Ensuite de quoi, s'adressant aux paysans, debout et
respectueusement découverts à l'entrée :
– Où avez-vous trouvé ce débris de cartouche, mes amis ?
interrogea-t-il.
– Tout près de cette vieille tour, qui reste du vieux château,
où l'on serre des outils et qui est toute couverte de lierre.
Déjà M. Séneschal avait maîtrisé la stupeur dont il avait été
saisi en voyant blêmir et se taire le comte de Claudieuse.
– Assurément, fit-il, ce n'est pas de là que l'assassin a tiré.
De cette place, on ne voit même pas l'entrée de la maison.

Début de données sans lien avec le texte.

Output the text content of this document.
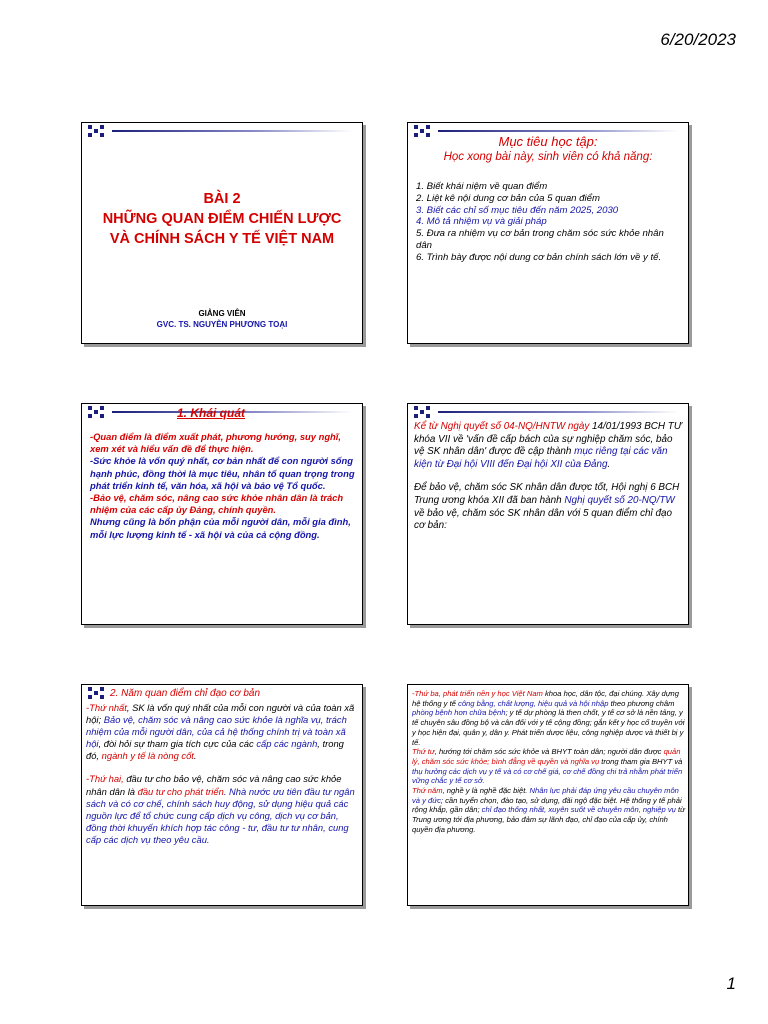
6/20/2023
BÀI 2
NHỮNG QUAN ĐIỂM CHIẾN LƯỢC
VÀ CHÍNH SÁCH Y TẾ VIỆT NAM
GIẢNG VIÊN
GVC. TS. NGUYỄN PHƯƠNG TOẠI
Mục tiêu học tập:
Học xong bài này, sinh viên có khả năng:
1. Biết khái niệm về quan điểm
2. Liệt kê nội dung cơ bản của 5 quan điểm
3. Biết các chỉ số mục tiêu đến năm 2025, 2030
4. Mô tả nhiệm vụ và giải pháp
5. Đưa ra nhiệm vụ cơ bản trong chăm sóc sức khỏe nhân dân
6. Trình bày được nội dung cơ bản chính sách lớn về y tế.
1. Khái quát
-Quan điểm là điểm xuất phát, phương hướng, suy nghĩ, xem xét và hiểu vấn đề để thực hiện.
-Sức khỏe là vốn quý nhất, cơ bản nhất để con người sống hạnh phúc, đồng thời là mục tiêu, nhân tố quan trọng trong phát triển kinh tế, văn hóa, xã hội và bảo vệ Tổ quốc.
-Bảo vệ, chăm sóc, nâng cao sức khỏe nhân dân là trách nhiệm của các cấp ủy Đảng, chính quyền.
Nhưng cũng là bổn phận của mỗi người dân, mỗi gia đình, mỗi lực lượng kinh tế - xã hội và của cả cộng đồng.
Kể từ Nghị quyết số 04-NQ/HNTW ngày 14/01/1993 BCH TƯ khóa VII về 'vấn đề cấp bách của sự nghiệp chăm sóc, bảo vệ SK nhân dân' được đề cập thành mục riêng tại các văn kiện từ Đại hội VIII đến Đại hội XII của Đảng.
Để bảo vệ, chăm sóc SK nhân dân được tốt, Hội nghị 6 BCH Trung ương khóa XII đã ban hành Nghị quyết số 20-NQ/TW về bảo vệ, chăm sóc SK nhân dân với 5 quan điểm chỉ đạo cơ bản:
2. Năm quan điểm chỉ đạo cơ bản
-Thứ nhất, SK là vốn quý nhất của mỗi con người và của toàn xã hội; Bảo vệ, chăm sóc và nâng cao sức khỏe là nghĩa vụ, trách nhiệm của mỗi người dân, của cả hệ thống chính trị và toàn xã hội, đòi hỏi sự tham gia tích cực của các cấp các ngành, trong đó, ngành y tế là nòng cốt.
-Thứ hai, đầu tư cho bảo vệ, chăm sóc và nâng cao sức khỏe nhân dân là đầu tư cho phát triển. Nhà nước ưu tiên đầu tư ngân sách và có cơ chế, chính sách huy động, sử dụng hiệu quả các nguồn lực để tổ chức cung cấp dịch vụ công, dịch vụ cơ bản, đồng thời khuyến khích hợp tác công - tư, đầu tư tư nhân, cung cấp các dịch vụ theo yêu cầu.
-Thứ ba, phát triển nền y học Việt Nam khoa học, dân tộc, đại chúng. Xây dựng hệ thống y tế công bằng, chất lượng, hiệu quả và hội nhập theo phương châm phòng bệnh hơn chữa bệnh; y tế dự phòng là then chốt, y tế cơ sở là nền tảng, y tế chuyên sâu đồng bộ và cân đối với y tế cộng đồng; gắn kết y học cổ truyền với y học hiện đại, quân y, dân y. Phát triển dược liệu, công nghiệp dược và thiết bị y tế.
Thứ tư, hướng tới chăm sóc sức khỏe và BHYT toàn dân; người dân được quản lý, chăm sóc sức khỏe; bình đẳng về quyền và nghĩa vụ trong tham gia BHYT và thụ hưởng các dịch vụ y tế và có cơ chế giá, cơ chế đồng chi trả nhằm phát triển vững chắc y tế cơ sở.
Thứ năm, nghề y là nghề đặc biệt. Nhân lực phải đáp ứng yêu cầu chuyên môn và y đức; cần tuyển chọn, đào tạo, sử dụng, đãi ngộ đặc biệt. Hệ thống y tế phải rộng khắp, gần dân; chỉ đạo thống nhất, xuyên suốt về chuyên môn, nghiệp vụ từ Trung ương tới địa phương, bảo đảm sự lãnh đạo, chỉ đạo của cấp ủy, chính quyền địa phương.
1
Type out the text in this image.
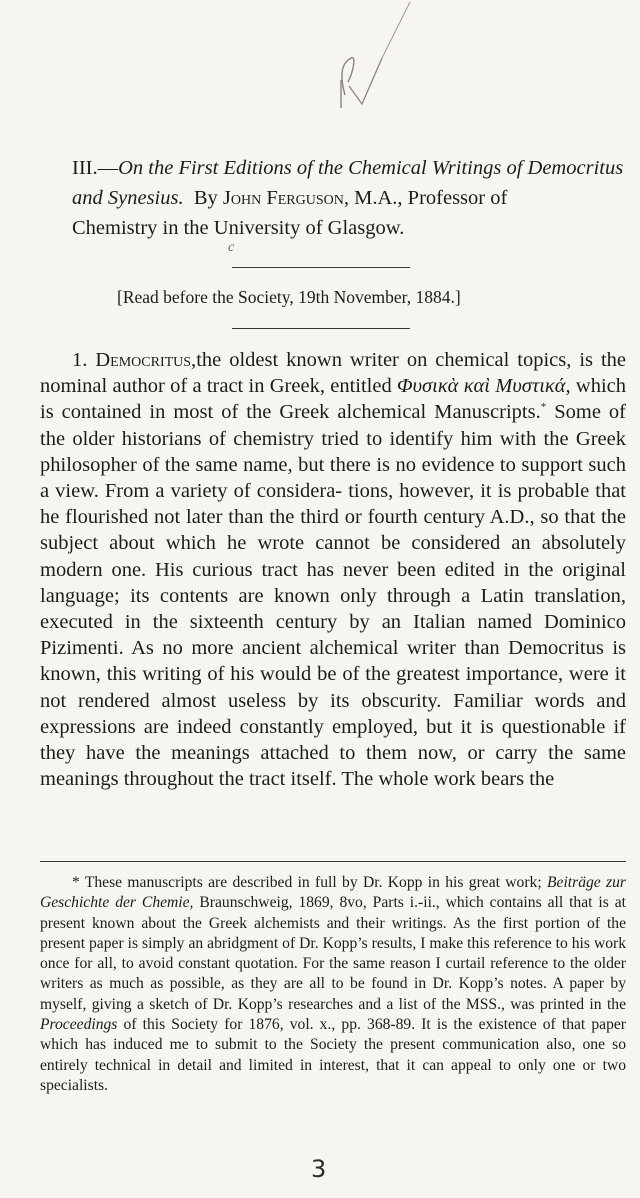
III.—On the First Editions of the Chemical Writings of Democritus
and Synesius. By John Ferguson, M.A., Professor of
Chemistry in the University of Glasgow.
c
[Read before the Society, 19th November, 1884.]

1. Democritus,the oldest known writer on chemical topics, is the nominal author of a tract in Greek, entitled Φυσικὰ καὶ Μυστικά, which is contained in most of the Greek alchemical Manuscripts.* Some of the older historians of chemistry tried to identify him with the Greek philosopher of the same name, but there is no evidence to support such a view. From a variety of considera- tions, however, it is probable that he flourished not later than the third or fourth century A.D., so that the subject about which he wrote cannot be considered an absolutely modern one. His curious tract has never been edited in the original language; its contents are known only through a Latin translation, executed in the sixteenth century by an Italian named Dominico Pizimenti. As no more ancient alchemical writer than Democritus is known, this writing of his would be of the greatest importance, were it not rendered almost useless by its obscurity. Familiar words and expressions are indeed constantly employed, but it is questionable if they have the meanings attached to them now, or carry the same meanings throughout the tract itself. The whole work bears the

* These manuscripts are described in full by Dr. Kopp in his great work; Beiträge zur Geschichte der Chemie, Braunschweig, 1869, 8vo, Parts i.-ii., which contains all that is at present known about the Greek alchemists and their writings. As the first portion of the present paper is simply an abridgment of Dr. Kopp’s results, I make this reference to his work once for all, to avoid constant quotation. For the same reason I curtail reference to the older writers as much as possible, as they are all to be found in Dr. Kopp’s notes. A paper by myself, giving a sketch of Dr. Kopp’s researches and a list of the MSS., was printed in the Proceedings of this Society for 1876, vol. x., pp. 368-89. It is the existence of that paper which has induced me to submit to the Society the present communication also, one so entirely technical in detail and limited in interest, that it can appeal to only one or two specialists.

3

– C'est possible, répondit le juge, mais l'enveloppe d'une
cartouche ne tombe pas nécessairement à l'endroit d'où l'on fait
feu. Elle tombe quand on ouvre le tonnerre de l'arme pour
recharger…
C'était si exact que le docteur Seignebos lui-même n'osa pas
protester.
– Maintenant, mes amis, reprit M. Galpin-Daveline, lequel de
vous a trouvé ce débris de cartouche ?
– Nous étions ensemble quand nous l'avons aperçu et ramassé.
– Eh bien ! dites-moi tous trois votre nom et votre
domicile, pour que je puisse, au besoin, vous faire citer
régulièrement.
Ils obéirent, et cette formalité remplie, ils se retiraient,
après force salutations, quand le galop d'un cheval retentit sur
l'aire qui précédait la maison.
L'instant d'après, l'homme qui avait été expédié à Sauveterre
pour chercher des médicaments entrait. Il était furieux.
– Gredin de pharmacien ! s'écria-t-il, j'ai cru que jamais
il ne m'ouvrirait !
Le docteur Seignebos s'était emparé des objets qu'on lui
rapportait.
S'inclinant alors devant le juge d'instruction, d'un air
d'ironique respect :
– Je n'ignore pas, monsieur, dit-il, combien il est urgent de
faire couper le cou de l'assassin, mais je crois aussi pressant de
sauver la vie de l'assassiné. J'ai interrompu le pansement de
monsieur de Claudieuse plus peut-être que ne le permettait la
prudence. Et je vous prie de vouloir bien me laisser seul faire en
paix mon métier…
Chapitre 6
Rien, désormais, ne retenait plus le juge d'instruction, le
procureur de la République ni M. Séneschal. À coup sûr, M.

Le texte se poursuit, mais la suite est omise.